Bisher war das musikalisch geprägte Eröffnungsevent eher ein Fremdkörper, der sich kaum aufs mitunter avantgardistische Festivalprogramm bezog. Festwochen-Intendant Milo Rau will das ändern. Bei früheren Eröffnungen seien gefühlt „immer dieselben 20 Stimmen“ zu hören gewesen und er habe sich gefragt: „Wo sind die anderen zwei Millionen?“

„Ausrufung der Republik“: Außergewöhnliche Performance eröffnet Wiener Festwochen 2024 am 17. Mai – live in ORF 2 und 3sat

Windige Verhältnisse bei der Präsentation mit Veronica Kaup-Hasler, Diana Burkot (Pussy Riot), Milo Rau. Herwig Zamernig und Karin Veitl

Die Wiener Festwochen seien "das größte Crossover Festival Europas", sagte Rau. "Und ich glaube, dass wir diese Verantwortung, dieses riesige Festival zu machen, mit einer Geschichte erfüllen muss, dass man das mit der Stadt füllen muss." Dementsprechend groß und vielgestaltig sei das Aufgebot auf der Bühne, inklusive Chören. "Genau diese Bühne gehört an diesem Abend der Stadt und eben nicht nur dem Mainstream."

 

Am Freitag wird auch die titelgebende, künstlerische „Freie Republik Wien“ ausgerufen. Mit dem Musikprogramm – u.a. Pussy Riot, Gustav, Voodoo Jürgens, Bipolar Feminin – sei „eine Mischung gelungen, den Platz trotz des angekündigten Regens zum Explodieren zu bringen“, sagte Rau. Sprechen werden auch Mitglieder des bereits viel diskutierten „Rats der Republik“ wie Flüchtlingsaktivistin Carola Rackete oder die Schriftstellerinnen Elfriede Jelinek und Sibylle Berg.

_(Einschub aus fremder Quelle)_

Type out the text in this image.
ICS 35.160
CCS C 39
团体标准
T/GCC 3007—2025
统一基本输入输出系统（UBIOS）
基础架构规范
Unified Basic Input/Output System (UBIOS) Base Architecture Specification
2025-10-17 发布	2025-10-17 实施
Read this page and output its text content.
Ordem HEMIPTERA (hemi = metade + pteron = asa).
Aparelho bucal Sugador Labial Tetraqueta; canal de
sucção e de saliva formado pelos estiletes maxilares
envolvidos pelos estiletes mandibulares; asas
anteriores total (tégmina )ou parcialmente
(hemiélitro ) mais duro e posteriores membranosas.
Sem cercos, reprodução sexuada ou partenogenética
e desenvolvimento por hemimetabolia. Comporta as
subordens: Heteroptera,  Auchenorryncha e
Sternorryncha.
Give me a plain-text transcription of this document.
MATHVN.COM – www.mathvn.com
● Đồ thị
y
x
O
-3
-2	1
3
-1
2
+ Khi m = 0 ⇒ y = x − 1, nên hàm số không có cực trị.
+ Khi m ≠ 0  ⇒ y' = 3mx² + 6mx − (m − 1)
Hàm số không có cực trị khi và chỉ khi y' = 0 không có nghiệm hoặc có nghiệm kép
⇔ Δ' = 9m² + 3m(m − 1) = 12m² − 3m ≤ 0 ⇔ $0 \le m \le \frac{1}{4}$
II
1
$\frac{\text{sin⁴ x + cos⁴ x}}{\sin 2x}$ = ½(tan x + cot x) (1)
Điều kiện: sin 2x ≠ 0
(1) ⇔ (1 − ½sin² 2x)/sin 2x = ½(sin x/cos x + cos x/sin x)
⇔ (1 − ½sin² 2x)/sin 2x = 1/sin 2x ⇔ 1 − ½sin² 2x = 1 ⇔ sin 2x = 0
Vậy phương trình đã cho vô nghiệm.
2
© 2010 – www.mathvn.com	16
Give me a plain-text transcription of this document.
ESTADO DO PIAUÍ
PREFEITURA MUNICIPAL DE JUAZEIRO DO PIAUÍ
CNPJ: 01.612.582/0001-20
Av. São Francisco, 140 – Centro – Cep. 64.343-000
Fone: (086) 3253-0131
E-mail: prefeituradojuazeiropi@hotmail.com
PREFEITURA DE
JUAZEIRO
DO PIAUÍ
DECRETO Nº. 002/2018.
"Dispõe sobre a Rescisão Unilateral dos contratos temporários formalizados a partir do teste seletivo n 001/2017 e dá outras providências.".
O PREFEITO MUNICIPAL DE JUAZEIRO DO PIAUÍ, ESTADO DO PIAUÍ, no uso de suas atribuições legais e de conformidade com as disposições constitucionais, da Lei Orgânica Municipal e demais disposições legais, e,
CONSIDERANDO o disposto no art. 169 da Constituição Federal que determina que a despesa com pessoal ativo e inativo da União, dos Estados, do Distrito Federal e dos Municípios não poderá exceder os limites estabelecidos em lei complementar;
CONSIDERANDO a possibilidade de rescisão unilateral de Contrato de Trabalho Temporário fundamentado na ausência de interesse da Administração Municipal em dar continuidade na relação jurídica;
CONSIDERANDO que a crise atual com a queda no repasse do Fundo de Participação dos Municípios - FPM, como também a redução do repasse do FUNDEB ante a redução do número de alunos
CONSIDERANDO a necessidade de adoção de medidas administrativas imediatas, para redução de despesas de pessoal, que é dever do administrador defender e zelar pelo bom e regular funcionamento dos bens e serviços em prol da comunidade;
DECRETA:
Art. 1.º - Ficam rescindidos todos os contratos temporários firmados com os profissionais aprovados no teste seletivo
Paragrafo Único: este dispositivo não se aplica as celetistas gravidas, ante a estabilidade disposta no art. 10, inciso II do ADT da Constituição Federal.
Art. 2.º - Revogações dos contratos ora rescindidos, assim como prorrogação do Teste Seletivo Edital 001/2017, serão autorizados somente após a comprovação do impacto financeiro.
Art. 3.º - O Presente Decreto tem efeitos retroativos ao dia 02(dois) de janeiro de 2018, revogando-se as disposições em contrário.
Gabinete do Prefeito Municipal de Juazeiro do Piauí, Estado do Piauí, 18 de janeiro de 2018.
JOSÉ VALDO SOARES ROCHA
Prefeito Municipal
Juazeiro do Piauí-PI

Wiens Kulturstadträtin Veronica Kaup-Hasler (SPÖ) erinnerte an die Diskussionen rund um die Rede von Omri Boehm und um die Ratsmitglieder Annie Ernaux und Yanis Varoufakis, denen Antisemitismus vorgeworfen wird: „Wir haben im Vorfeld auch schwierige Auseinandersetzungen geführt, die auch notwendig waren.“ Dadurch sei ein „Raum des Sprechens und des Zuhörens“ entstanden. Die Eröffnung betrachte sie als "Vorgeschmack auf ein Festival, das sozusagen die Polis bestimmt", erinnerte sie an Theaterfestivals in der Antike, bei denen Politik und Kunst verhandelt wurden, aber auch ein "Ort der Gemeinsamkeit und des Feierns" geschaffen wurde.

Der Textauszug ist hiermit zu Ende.